Frequently Asked Questions (FAQ)
Q: What are the recommended dosage ranges for DXM use?
A: Dosages vary depending on the desired effects. Threshold doses start around 75mg, with light doses ranging from 100 to 200mg, common doses from 200 to 400mg, strong doses from 400 to 700mg, and heavy doses at 700mg and above.
Q: What cognitive effects can DXM produce?
A: DXM can cause a range of cognitive effects, including analysis suppression, anxiety suppression, confusion, cognitive euphoria or dysphoria, creativity enhancement, decreased libido, déjà vu, delusion, depersonalization, derealization, disinhibition, ego inflation, dream potentiation, emotion enhancement, empathy enhancement, immersion enhancement, and more.
Q: What are the different plateaus associated with DXM use?

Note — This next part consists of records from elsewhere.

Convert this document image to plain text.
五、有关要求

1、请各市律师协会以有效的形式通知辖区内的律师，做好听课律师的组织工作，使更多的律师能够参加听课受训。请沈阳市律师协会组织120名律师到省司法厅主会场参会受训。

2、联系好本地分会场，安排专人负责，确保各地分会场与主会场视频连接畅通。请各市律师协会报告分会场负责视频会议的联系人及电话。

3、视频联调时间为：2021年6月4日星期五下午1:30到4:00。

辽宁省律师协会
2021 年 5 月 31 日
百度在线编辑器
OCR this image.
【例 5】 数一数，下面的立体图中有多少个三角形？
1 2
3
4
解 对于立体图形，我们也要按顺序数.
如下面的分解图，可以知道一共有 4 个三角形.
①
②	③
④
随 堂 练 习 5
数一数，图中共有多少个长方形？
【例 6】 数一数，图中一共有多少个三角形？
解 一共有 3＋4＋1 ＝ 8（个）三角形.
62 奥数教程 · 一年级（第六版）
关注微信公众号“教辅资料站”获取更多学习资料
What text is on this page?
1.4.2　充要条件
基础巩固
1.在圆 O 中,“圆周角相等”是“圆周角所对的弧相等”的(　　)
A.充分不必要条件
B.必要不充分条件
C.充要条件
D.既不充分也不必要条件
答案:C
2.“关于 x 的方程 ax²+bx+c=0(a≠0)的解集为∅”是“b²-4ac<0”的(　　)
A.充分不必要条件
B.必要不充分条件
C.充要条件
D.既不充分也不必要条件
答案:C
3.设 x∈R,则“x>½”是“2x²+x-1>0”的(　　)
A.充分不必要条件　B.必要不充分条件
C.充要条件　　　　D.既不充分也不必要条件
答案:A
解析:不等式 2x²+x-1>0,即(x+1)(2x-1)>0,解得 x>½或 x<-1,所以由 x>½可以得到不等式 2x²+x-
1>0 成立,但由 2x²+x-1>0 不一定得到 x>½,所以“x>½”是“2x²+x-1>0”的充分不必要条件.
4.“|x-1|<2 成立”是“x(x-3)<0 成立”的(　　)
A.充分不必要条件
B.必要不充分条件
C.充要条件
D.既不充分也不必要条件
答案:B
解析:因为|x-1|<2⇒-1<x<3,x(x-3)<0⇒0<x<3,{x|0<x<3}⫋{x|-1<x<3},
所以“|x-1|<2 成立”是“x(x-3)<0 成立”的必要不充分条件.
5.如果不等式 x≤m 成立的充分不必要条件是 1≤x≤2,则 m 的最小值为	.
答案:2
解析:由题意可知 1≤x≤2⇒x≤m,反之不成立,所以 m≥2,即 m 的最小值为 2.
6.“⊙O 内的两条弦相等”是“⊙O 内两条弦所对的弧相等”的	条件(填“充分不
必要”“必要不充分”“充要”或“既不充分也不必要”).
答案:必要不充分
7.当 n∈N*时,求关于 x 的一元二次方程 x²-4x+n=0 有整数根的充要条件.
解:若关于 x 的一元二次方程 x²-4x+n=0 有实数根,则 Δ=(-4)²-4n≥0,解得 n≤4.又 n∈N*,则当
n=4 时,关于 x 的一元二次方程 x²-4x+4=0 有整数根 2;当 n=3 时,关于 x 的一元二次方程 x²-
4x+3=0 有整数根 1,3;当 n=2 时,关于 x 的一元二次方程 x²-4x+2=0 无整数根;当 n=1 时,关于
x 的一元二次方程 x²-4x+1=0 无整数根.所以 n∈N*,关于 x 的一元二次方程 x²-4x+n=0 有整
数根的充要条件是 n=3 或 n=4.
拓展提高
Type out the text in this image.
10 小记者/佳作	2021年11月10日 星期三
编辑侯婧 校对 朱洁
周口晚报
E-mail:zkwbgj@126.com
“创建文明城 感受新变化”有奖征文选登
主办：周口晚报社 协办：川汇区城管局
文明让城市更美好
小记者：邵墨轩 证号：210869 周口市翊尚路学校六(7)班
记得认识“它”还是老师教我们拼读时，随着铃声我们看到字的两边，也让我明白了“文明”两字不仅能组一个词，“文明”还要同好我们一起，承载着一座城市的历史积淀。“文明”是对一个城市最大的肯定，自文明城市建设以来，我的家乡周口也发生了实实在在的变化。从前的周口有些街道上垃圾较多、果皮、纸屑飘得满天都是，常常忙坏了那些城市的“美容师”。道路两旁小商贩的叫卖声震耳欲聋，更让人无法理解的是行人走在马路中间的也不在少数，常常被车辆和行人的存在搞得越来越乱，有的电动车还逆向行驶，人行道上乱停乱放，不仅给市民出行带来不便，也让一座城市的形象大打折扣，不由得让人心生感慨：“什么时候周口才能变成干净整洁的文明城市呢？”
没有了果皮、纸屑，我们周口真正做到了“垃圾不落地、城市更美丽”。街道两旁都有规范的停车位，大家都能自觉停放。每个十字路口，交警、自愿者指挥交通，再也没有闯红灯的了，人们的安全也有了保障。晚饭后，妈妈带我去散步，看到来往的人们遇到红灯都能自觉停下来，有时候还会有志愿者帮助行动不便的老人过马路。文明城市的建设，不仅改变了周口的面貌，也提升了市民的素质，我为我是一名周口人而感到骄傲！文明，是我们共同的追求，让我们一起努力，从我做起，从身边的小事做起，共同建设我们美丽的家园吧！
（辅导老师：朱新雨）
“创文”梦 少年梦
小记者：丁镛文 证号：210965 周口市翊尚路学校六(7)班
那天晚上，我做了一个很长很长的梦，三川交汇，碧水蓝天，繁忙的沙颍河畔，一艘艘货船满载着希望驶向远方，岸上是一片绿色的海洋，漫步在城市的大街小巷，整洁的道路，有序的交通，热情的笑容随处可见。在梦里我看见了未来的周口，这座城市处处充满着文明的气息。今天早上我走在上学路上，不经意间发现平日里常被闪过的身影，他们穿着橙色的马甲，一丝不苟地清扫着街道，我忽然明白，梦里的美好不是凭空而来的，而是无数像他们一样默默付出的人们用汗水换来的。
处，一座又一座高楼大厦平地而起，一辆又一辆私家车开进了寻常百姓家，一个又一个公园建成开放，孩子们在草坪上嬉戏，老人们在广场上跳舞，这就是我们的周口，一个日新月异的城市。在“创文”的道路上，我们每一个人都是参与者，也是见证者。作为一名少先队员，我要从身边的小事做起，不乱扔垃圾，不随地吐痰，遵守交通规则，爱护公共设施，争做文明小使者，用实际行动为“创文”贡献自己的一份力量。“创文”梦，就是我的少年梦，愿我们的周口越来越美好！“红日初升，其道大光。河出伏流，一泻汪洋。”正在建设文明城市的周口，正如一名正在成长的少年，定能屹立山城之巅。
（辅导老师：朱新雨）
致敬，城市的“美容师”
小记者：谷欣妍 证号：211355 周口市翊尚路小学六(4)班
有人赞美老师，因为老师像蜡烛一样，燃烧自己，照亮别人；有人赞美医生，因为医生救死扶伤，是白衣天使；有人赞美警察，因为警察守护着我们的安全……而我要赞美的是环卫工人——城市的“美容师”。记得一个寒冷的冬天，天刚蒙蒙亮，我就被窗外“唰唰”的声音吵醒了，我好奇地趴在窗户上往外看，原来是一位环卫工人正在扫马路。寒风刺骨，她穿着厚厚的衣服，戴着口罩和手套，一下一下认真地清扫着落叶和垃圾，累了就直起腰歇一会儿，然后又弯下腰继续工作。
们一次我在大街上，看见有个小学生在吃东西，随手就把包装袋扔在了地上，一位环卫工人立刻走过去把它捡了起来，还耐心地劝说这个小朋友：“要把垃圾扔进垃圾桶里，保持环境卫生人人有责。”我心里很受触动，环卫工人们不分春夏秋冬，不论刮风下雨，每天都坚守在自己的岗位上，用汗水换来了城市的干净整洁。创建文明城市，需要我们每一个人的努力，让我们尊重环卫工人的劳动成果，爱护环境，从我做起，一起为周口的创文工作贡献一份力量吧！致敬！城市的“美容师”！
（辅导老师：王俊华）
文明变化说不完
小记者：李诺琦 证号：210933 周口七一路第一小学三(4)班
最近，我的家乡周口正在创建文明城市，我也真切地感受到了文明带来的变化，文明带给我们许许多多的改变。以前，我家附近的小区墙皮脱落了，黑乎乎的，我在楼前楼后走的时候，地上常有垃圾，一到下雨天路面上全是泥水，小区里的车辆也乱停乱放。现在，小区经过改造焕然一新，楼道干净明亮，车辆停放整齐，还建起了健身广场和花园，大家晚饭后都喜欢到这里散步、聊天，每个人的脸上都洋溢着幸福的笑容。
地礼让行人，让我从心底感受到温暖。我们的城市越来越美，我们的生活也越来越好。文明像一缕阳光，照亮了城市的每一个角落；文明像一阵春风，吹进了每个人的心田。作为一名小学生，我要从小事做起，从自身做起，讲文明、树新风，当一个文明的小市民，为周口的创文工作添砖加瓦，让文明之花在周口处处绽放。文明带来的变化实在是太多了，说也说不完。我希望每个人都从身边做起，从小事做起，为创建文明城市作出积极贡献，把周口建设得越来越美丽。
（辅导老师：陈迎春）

A: DXM users often categorize their experiences into five "plateaus." These include the first plateau, second plateau, third plateau, fourth plateau, and the fifth plateau, also known as "Plateau Sigma."
Q: Is DXM safe to use?
A: The safety of DXM use is not well-studied, and its long-term health effects remain unclear. Anecdotal evidence suggests that low to moderate doses used sparingly may not lead to negative health effects, but chronic use can result in dependence, withdrawal symptoms, and potential organ damage.
Q: What are the risks of DXM overdose?
A: DXM overdose can lead to a wide range of effects, including delusions, hallucinations, psychosis, confusion, panic attacks, sedation, balance issues, increased heart rate, respiratory depression, fever, seizures, and potentially life-threatening complications.
Q: Are there any dangerous interactions with DXM?
A: Yes, DXM can interact dangerously with various substances, including benzodiazepines, cannabis, DOx, 25x-NBOMe, amphetamines, cocaine, MAOIs, SSRIs, opioids, and more, potentially leading to serotonin syndrome, respiratory depression, seizures, or other severe health problems.
Q: What is the legal status of DXM?
A: DXM is available over the counter or by prescription in most countries, with age restrictions in some regions. Legal status varies by country, with some countries regulating it as a controlled substance due to its potential for abuse and associated risks.